Boca Juniors e la nueva bombonera mai realizzata


Dici Boca Juniors e pensi alla Bombonera ed alla sua calorosa accoglienza: quando una folle idea di abbatterla non si realizzò.

Nel 1965 Alberto José Armando, presidente del club giallo-blu, diede luce ad un progetto avveniristico per l’epoca: con la bonifica di una zona nei pressi del Rio de la Plata, il fiume che separa le due capitali Buenos Aires e Montevideo, realizzò la Cittadella sportiva. Stesi su 30 ettari, unendo con una serie di ponti ben 6 isole, venne inaugurato un anfiteatro per 1200 persone, bar, ristorante, cinema, campi di calcio, tennis e pallacanestro, due piscine, oltre ad un vivaio per la pesca ed altre luoghi deputati ad attività sportive e di ricreazione.
L’idea di fondo era di riservare l’area non solo ai soci del club giallobù, ma liberamente aperta alla comunità.

Tuttavia la Bombonera non poteva rimanere in secondo piano: il pubblico di appassionati che seguiva le imprese del club era in costante aumento e l’impianto meritava “rispetto”. Partendo dall’idea di una replica del Nou Camp di Barcellona nella forma, l’entusiasmo crescente spinse verso le prime opere: il posizionamento dei piloni di cemento erano il passo per vedere inaugurato, il 25 maggio 1975, lo stadio, tre anni prima della disputa della Coppa del Mondo 1978.

La capienza dell’arena avrebbe raggiunto i 100.000 posti, diventando il più moderno dell’intera rassegna mondiale. Ed i fondi? Nessun problema, con la vendita di abbonamenti per palchi e posti a sedere per i successivi 25 anni, pagabili anche in 60 rate, sarebbero state trovate le risorse finanziarie necessarie.

Ma la situazione politica ed economica stava peggiorando, a livello generale: l’Argentina si stava avviando verso il periodo peggiore della sua storia. Arrivò la crisi economica del 1973, con l‘ascesa dei prezzi, la caduta dei salari, a cui si associava un periodo politico molto difficile, con i tentativi di contenere la situazione che diede il via al cosiddetto Plan Gelbard.

Alla morte del Presidente Juan Domingo Peron, avvenuta il 1° luglio 1974, il governo finì nelle mani della vedova María Estela Martínez, assolutamente incapace di governare.
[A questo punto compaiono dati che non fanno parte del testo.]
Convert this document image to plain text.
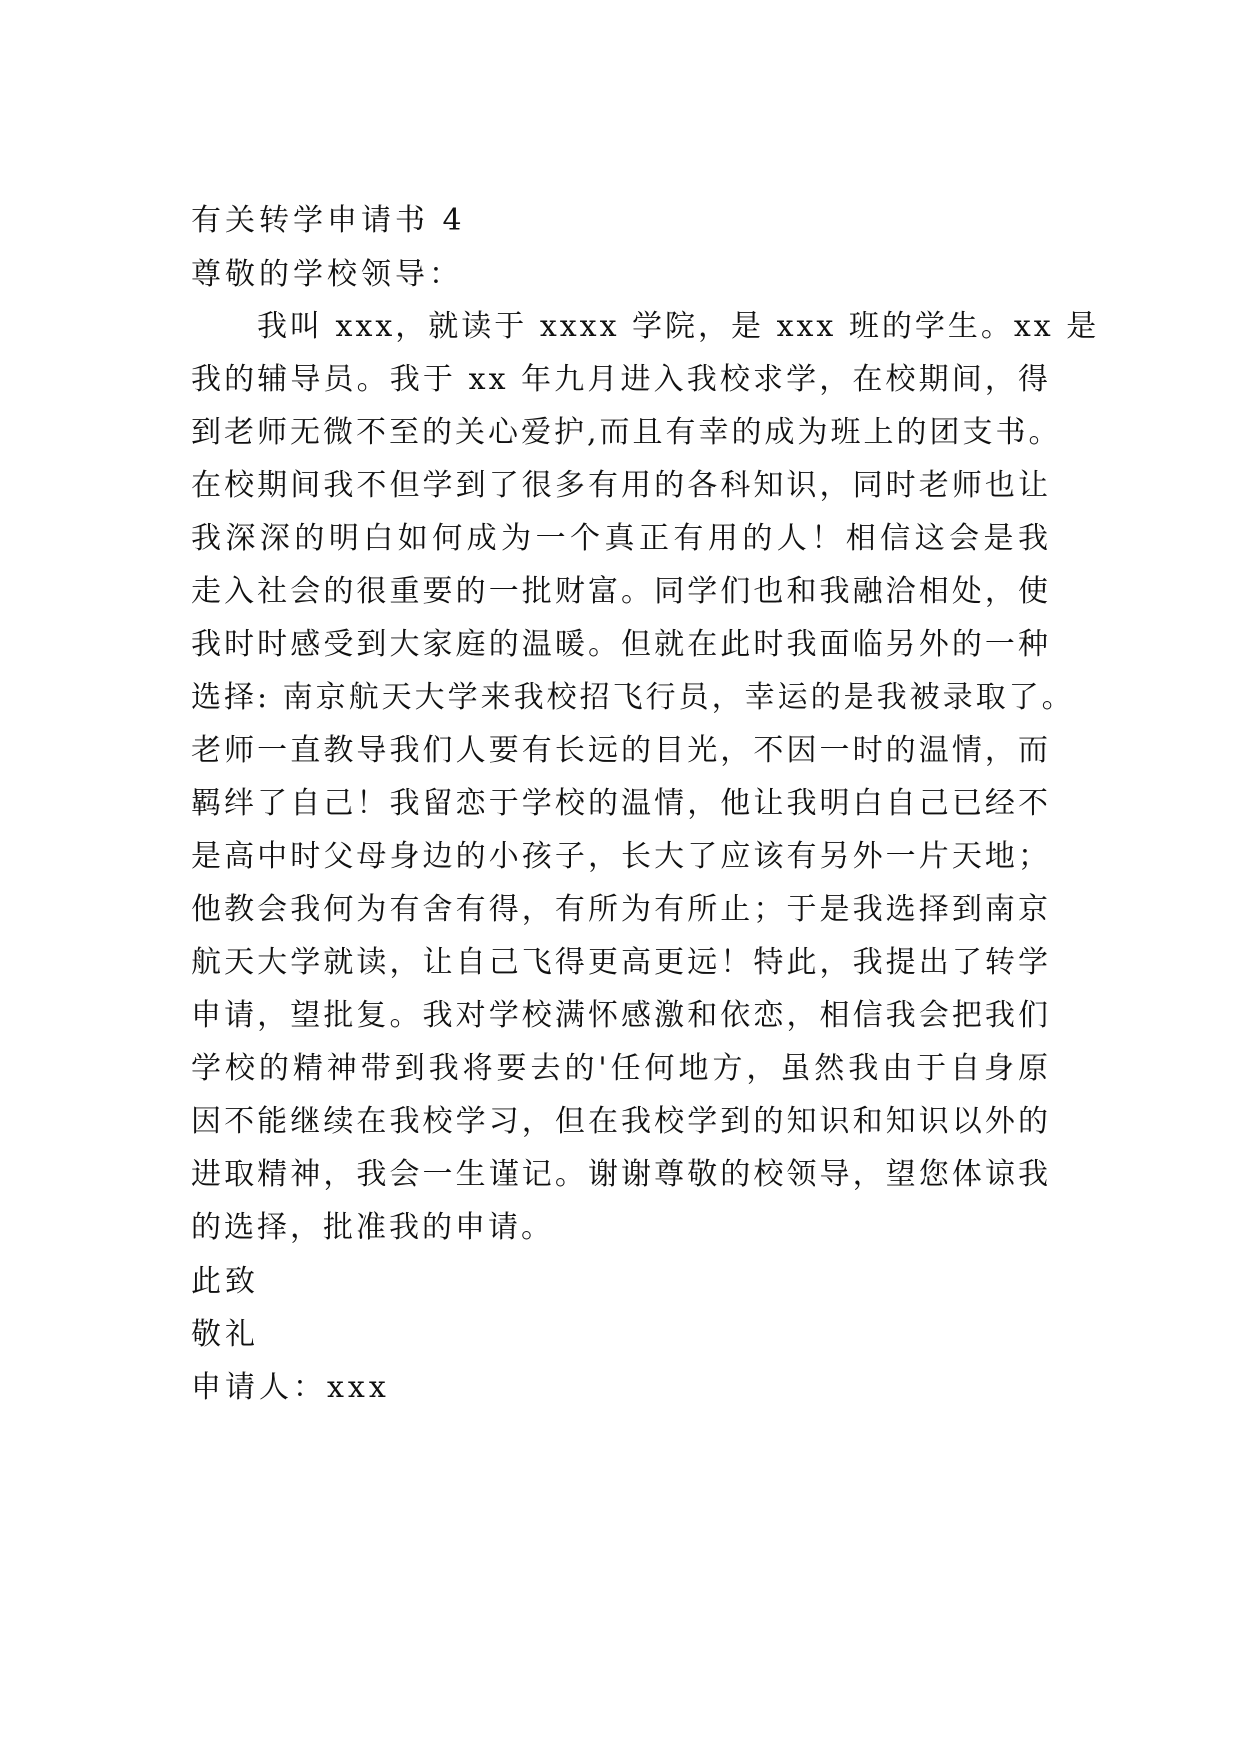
有关转学申请书 4
尊敬的学校领导：
我叫 xxx，就读于 xxxx 学院，是 xxx 班的学生。xx 是
我的辅导员。我于 xx 年九月进入我校求学，在校期间，得
到老师无微不至的关心爱护,而且有幸的成为班上的团支书。
在校期间我不但学到了很多有用的各科知识，同时老师也让
我深深的明白如何成为一个真正有用的人！相信这会是我
走入社会的很重要的一批财富。同学们也和我融洽相处，使
我时时感受到大家庭的温暖。但就在此时我面临另外的一种
选择: 南京航天大学来我校招飞行员，幸运的是我被录取了。
老师一直教导我们人要有长远的目光，不因一时的温情，而
羁绊了自己！我留恋于学校的温情，他让我明白自己已经不
是高中时父母身边的小孩子，长大了应该有另外一片天地；
他教会我何为有舍有得，有所为有所止；于是我选择到南京
航天大学就读，让自己飞得更高更远！特此，我提出了转学
申请，望批复。我对学校满怀感激和依恋，相信我会把我们
学校的精神带到我将要去的'任何地方，虽然我由于自身原
因不能继续在我校学习，但在我校学到的知识和知识以外的
进取精神，我会一生谨记。谢谢尊敬的校领导，望您体谅我
的选择，批准我的申请。
此致
敬礼
申请人：xxx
Il Presidente Armando, che ogni settimana si premurava di annunciare tramite i media locali l’avanzamento dei lavori, dovette ripiegare ben presto ogni ambizione, poiché la struttura, alla data fatica del 25 maggio 1975, fissata da tempo per l’inaugurazione, si trovava in stato sempre più decadente, in totale abbandono.

A dar gioia al numero uno xeneises fu invece la squadra; arrivato in panchina Juan Carlos Toto Lorenzo nel 1975, il Boca vinse campionato Metropolitano e Nacional, gioia raddoppiata se si pensa che il successo arrivò in finale contro gli odiati rivali del River Plate.
L’anno successivo il primo trionfo in Coppa Libertadores, battendo i brasiliani del Cruzeiro ed il trionfo in Coppa Intercontinentale contro i tedeschi del Borussia Mönchengladbach, la finalista di Coppa dei Campioni, che venne ammessa alla competizione in seguito alla rinuncia del Liverpool Campione d’Europa.

Nel frattempo nel paese sudamericano era iniziata la Dittatura dei Generali, con il dramma di 30.000 e più desaparecidos, persone che spariranno per sempre nelle caserme militari senza che i loro corpi vengano mai restituiti ai familiari.
I materiali per la costruzione della Nueva Bombonera verranno eliminati gettandoli nel Rio de la Plata mentre sui terreni indicati per il maestoso impianto troveranno lo spazio adeguato le autostrade necessarie per i successivi Mondiali di Argentina 78.